NEW DELHI: The government is formulating a novel scheme to revive stressed power assets by inviting competitive bids from them to supply electricity for five years – a move that will give state utilities cheaper electricity and help stranded plants start operation and start repaying debt.
The proposal is the government’s biggest plan to help 34 stressed plants with a capacity of 40,000 megawatts. Former power minister Piyush Goyal had told Parliament that the combined debt of the projects is Rs 1.77 lakh crore. A senior government official told ET that the power ministry is considering pooling electricity demand of various states and call tariff-based bids. The contracts will be passed on to the states later, he said.
The proposal aims to help idling power projects tie up medium-term contracts. The states can replace their existing costlier power arrangements through the proposal, he said.
“The power ministry proposes to begin with procurement of 2,000 mw of power as trial. The procurement on behalf of the ministry can be done by Power Finance Corp or Power Trading Corp. We will continue the procurement if the pilot is successful,” the official told ET on condition of anonymity.
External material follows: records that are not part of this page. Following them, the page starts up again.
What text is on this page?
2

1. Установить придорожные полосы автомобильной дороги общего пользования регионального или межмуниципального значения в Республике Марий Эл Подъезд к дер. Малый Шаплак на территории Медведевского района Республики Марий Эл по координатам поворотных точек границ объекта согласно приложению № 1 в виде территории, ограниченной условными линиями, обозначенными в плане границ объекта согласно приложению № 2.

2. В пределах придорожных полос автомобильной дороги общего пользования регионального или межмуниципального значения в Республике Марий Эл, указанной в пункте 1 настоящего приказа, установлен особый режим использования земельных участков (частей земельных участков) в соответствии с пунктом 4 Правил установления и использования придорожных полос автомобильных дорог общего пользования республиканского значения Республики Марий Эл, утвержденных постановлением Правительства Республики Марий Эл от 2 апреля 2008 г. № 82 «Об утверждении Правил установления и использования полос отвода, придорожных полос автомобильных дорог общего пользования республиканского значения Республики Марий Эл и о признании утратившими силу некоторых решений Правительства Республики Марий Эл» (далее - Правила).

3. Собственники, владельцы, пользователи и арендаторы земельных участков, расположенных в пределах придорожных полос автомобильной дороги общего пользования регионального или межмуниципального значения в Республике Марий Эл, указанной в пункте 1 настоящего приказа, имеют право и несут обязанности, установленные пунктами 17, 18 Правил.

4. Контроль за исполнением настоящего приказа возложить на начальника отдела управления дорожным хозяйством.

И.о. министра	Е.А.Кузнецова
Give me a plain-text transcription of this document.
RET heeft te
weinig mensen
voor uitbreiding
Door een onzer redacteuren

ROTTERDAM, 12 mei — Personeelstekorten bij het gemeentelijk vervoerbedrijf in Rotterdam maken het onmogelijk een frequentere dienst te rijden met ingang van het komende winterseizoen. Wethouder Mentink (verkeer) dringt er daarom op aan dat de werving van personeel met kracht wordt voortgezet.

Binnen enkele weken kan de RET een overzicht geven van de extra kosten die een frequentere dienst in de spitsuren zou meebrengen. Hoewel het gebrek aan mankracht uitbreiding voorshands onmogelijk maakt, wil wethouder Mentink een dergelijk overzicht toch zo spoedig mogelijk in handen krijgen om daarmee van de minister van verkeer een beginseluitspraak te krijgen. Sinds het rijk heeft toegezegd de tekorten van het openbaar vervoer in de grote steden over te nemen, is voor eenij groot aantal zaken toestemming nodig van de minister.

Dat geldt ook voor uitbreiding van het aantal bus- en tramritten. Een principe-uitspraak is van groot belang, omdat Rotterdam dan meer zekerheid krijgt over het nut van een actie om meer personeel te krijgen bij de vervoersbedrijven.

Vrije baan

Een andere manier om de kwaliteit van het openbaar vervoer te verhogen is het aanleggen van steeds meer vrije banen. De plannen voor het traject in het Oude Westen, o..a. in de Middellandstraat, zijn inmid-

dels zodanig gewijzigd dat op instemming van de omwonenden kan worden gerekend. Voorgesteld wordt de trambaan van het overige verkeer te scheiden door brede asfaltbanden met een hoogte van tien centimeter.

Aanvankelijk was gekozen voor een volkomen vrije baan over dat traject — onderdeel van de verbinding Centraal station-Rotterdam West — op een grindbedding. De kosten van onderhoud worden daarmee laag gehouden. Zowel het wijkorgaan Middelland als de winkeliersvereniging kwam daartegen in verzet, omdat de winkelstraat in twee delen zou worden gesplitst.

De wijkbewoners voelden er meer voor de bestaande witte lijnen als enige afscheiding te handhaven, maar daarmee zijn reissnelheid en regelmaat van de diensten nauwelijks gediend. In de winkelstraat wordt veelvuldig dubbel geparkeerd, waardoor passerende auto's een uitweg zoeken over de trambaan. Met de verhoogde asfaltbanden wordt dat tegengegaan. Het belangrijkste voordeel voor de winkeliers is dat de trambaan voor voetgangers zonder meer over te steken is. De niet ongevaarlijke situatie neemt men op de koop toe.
Guidelines for the scheme are likely to be issued in a month, he said. The proposal also seeks to comfort state-owned discoms by waiving fixed cost payment when they do not offtake power from such plants.
The proposed scheme will remove contractual requirement for the buyer to pay a fixed cost to the power plant even if no power is purchased.
Through this the government plans to encourage state power distribution companies to float tenders seeking electricity supply and sign new PPAs, which in turn will help the stranded power stations get fuel supply from Coal India.
The proposal, however, will mandate the state distribution companies to offtake a minimum capacity of electricity from the plants, a senior government official said.
Electricity distribution companies have not called long-term contracts in the last few years.
Industry experts cite low demand, subdued spot power prices and falling prices of renewable energy as the reasons for lack of PPAs, but the government says the electricity demand has been growing at a healthy rate.
The power ministry has said electricity generation grew by 8.66% in May this year and 7.06% during Apr-May 2017. The power ministry said Indian power sector is faced with a problem of oversupply as the country added 42% of the installed generation capacity in 2014 in the last three years.
The major reasons for stress in the power sector are non-availability of regular fuel supply arrangements, lack of power purchase agreements, promoter’s equity crunch, and regulatory and contractual issues.
ET View: Reform The Power Sector
The plan makes ample sense in the policy-challenged power sector characterised by dodgy state utility finances and high distribution losses. But in tandem, we need to mandate regular disclosure of utility bottom lines. Utility results need to be published on a quarterly basis. The aim ought to be to list the better performing state power utilities sooner rather than later. The powers that be need to put paid to reckless populism. We need to levy reasonable user charges in the vexed power sector, and provide targeted subventions via biometric Aadhaar cards.